Gila keren sumpah. Kalian tahu apa yang membuat keren? Perjalanannya. Kenapa keren? Panjang coy. Kenapa panjang? Karena yang dilewati adalah kawasan pegunungan (bukan gunung single) yang harus naik turun berkali-kali untuk sampe puncak tertinggi. Kok bisa? Jawab sendiri sana lah. Yang namanya puncak Argopuro aja baru bisa dilihat bentuknya setelah jalan 3 hari dari basecamp. Kalau ditotal, kami membutuhkan waktu 5 hari perjalanan dari basecamp sampai turun basecamp lagi. Dan kalian tahu berapa waktu yang kuhabiskan di puncak? di tempat yang kutunggu-tunggu setelah 9 bulan diam? tempat yang menjadi tekad bulat tujuanku untuk perjalanan ini? Hanya 30 menit. Otomatis 4 hari 23 jam 30 menit sisanya jatuh di jalan kan. Tapi, aku bahagia-bahagia aja. Nggak nyesel. Kenapa? Nanti kuberi tahu.

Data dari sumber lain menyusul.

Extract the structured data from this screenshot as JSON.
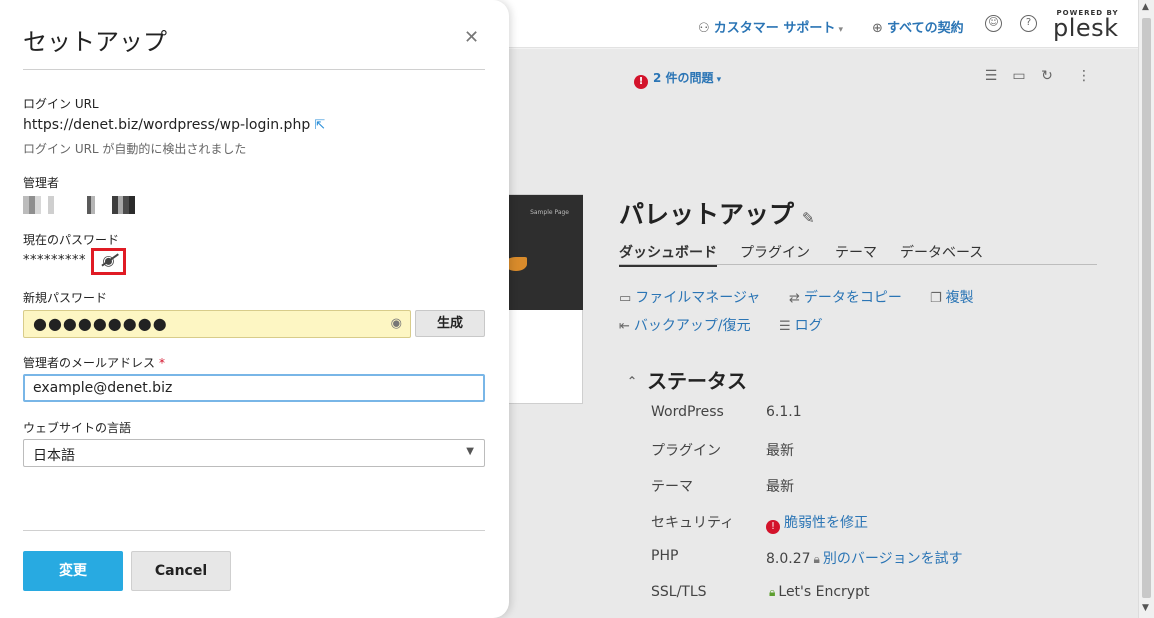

Banyak orang naik gunung memang karena ingin menuju puncaknya. Peduli amat selama di jalan, mau capek, sakit, lunglai, lesu, lanjut terus. Malu juga sama kawan lain yang bisa sampai puncak, masa diri sendiri nggak. Kadang memang rasa malu kepada yang lain menjadi modus sebagian orang dalam naik gunung. Kita jadi malu saat dikira tidak bisa mengalahkan diri sendiri gara-gara berhenti di tengah jalan. Akhirnya selalu puncaknya gunung yang akan menjadi tujuan.

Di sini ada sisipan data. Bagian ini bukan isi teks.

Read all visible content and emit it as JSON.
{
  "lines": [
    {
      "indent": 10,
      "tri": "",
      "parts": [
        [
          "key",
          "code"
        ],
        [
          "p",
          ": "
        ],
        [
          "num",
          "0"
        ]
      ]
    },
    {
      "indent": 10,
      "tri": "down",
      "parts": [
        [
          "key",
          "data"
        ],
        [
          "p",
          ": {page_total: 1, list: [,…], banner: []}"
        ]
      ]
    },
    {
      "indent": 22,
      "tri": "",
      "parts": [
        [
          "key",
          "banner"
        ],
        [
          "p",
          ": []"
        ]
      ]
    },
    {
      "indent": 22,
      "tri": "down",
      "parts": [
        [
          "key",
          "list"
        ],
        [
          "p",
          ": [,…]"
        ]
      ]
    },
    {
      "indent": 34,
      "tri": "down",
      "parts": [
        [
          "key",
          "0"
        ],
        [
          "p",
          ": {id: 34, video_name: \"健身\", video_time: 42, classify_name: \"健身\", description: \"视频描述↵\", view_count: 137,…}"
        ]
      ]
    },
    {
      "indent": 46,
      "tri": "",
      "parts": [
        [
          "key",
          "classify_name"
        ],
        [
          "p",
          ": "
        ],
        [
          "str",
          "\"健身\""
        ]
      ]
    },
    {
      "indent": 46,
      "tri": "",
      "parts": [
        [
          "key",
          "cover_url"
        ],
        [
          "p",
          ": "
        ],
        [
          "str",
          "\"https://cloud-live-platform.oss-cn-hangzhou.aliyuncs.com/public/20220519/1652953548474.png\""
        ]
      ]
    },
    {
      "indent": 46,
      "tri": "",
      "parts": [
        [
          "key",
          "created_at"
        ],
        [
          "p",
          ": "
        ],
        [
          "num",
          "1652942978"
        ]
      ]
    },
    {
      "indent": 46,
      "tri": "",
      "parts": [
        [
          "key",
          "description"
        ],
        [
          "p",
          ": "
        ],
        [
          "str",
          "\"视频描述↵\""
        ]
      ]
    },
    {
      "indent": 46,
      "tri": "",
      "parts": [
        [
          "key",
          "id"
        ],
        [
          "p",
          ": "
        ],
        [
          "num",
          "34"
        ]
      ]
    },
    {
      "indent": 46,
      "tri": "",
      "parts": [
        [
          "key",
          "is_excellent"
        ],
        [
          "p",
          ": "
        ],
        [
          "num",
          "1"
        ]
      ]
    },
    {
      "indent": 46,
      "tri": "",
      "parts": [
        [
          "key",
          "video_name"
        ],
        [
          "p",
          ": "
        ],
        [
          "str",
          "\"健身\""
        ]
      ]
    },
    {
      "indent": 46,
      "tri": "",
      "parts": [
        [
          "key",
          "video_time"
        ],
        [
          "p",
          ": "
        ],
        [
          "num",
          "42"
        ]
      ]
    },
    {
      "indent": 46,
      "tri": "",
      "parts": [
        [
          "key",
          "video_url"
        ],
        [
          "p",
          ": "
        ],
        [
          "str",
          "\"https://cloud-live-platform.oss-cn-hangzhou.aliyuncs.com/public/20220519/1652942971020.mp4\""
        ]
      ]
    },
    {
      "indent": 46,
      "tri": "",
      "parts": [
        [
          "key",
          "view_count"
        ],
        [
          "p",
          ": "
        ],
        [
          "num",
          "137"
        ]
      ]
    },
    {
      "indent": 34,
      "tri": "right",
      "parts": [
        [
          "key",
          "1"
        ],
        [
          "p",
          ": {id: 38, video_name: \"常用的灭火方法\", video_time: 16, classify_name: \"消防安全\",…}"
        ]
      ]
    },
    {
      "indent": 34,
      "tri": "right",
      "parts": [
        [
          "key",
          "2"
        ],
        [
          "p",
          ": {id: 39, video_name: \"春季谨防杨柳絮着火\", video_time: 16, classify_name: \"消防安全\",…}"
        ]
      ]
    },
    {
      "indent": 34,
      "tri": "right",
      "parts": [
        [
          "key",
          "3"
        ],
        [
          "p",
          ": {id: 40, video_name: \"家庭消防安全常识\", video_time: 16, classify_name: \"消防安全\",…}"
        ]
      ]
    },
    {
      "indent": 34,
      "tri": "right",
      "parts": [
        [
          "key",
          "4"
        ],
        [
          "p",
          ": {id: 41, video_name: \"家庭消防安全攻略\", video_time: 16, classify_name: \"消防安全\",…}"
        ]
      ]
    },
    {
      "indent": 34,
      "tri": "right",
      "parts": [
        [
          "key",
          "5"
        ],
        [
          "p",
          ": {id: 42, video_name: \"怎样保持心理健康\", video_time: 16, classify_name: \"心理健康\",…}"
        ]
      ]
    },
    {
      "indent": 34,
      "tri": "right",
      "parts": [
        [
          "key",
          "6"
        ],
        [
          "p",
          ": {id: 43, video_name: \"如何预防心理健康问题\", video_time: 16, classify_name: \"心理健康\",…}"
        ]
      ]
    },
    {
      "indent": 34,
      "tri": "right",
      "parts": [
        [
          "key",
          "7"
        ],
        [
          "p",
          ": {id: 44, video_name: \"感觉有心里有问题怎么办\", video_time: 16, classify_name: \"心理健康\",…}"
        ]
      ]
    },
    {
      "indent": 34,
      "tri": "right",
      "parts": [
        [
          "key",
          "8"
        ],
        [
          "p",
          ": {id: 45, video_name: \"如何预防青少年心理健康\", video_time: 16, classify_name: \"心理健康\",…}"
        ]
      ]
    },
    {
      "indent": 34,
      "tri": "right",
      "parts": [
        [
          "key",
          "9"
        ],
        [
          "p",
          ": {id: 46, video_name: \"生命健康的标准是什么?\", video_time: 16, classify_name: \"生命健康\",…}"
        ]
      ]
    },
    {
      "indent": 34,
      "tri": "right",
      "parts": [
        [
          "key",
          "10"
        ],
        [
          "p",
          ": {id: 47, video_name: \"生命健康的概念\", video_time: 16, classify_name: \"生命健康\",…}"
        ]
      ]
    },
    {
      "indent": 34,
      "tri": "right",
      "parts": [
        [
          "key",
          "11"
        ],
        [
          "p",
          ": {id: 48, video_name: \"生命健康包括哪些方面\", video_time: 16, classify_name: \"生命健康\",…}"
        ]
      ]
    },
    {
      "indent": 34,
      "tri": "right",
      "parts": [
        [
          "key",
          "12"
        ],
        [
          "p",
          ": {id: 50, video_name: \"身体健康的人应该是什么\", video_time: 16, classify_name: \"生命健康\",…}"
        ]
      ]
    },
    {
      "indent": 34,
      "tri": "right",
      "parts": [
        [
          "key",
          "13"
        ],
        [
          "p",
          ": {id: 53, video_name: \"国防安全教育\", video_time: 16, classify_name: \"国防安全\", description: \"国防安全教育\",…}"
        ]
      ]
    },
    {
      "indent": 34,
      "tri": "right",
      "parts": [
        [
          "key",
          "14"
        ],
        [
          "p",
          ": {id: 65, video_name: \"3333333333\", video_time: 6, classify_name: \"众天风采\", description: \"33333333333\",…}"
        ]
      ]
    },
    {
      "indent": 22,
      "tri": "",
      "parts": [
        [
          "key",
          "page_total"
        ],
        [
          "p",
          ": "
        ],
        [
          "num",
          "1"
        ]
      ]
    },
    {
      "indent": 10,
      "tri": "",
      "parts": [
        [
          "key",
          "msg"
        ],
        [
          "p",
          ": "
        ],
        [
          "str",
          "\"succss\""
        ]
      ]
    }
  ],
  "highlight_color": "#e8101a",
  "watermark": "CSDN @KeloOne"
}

“Ya Puncak orang itu kan beda-beda”. Argopuro lah yang membuatku mulai mau untuk memahami kata-kata ini. Sebenarnya apa yang dicari di puncaknya gunung? mungkin sunset? Sunrise? Pemandangan bagus? Berdiri di atas awan? Udah, hentikan angan-angan indahmu itu mbak. Gak ono. Seperti inilah indahnya Argopuro. Cantik sunset, sunrise, awan, serta pemandangan tertutup oleh rindangnya pohon di puncaknya.
- Jadi, cuma ini yang kau dapat setelah 5 hari naik gunung? Oh, jangan sedih. Bahkan keindahan yang kamu maksud itu sudah kami temukan setelah jalan 1 jam perjalanan.
Dari semua hal itu, kami adalah kami, tidak sendiri.
Panjang kan? Ya maksud dari tulisanku ini adalah, kadang kau tidak perlu puncak untuk menemukan apa yang kamu cari. Aku menemukan semua yang indah-indah selama 5 hari itu bahkan di 4 hari 23 jam 30 menit perjalananku. Sunset, sunrise, awan-awanan, pemandangan bagus, teman ngaplo masak tidur sambat, dan hal-hal super keren lain yang bisa kutemukan selain di puncak. Inilah puncakku, sekarang saatnya kau tentukan mana puncakmu!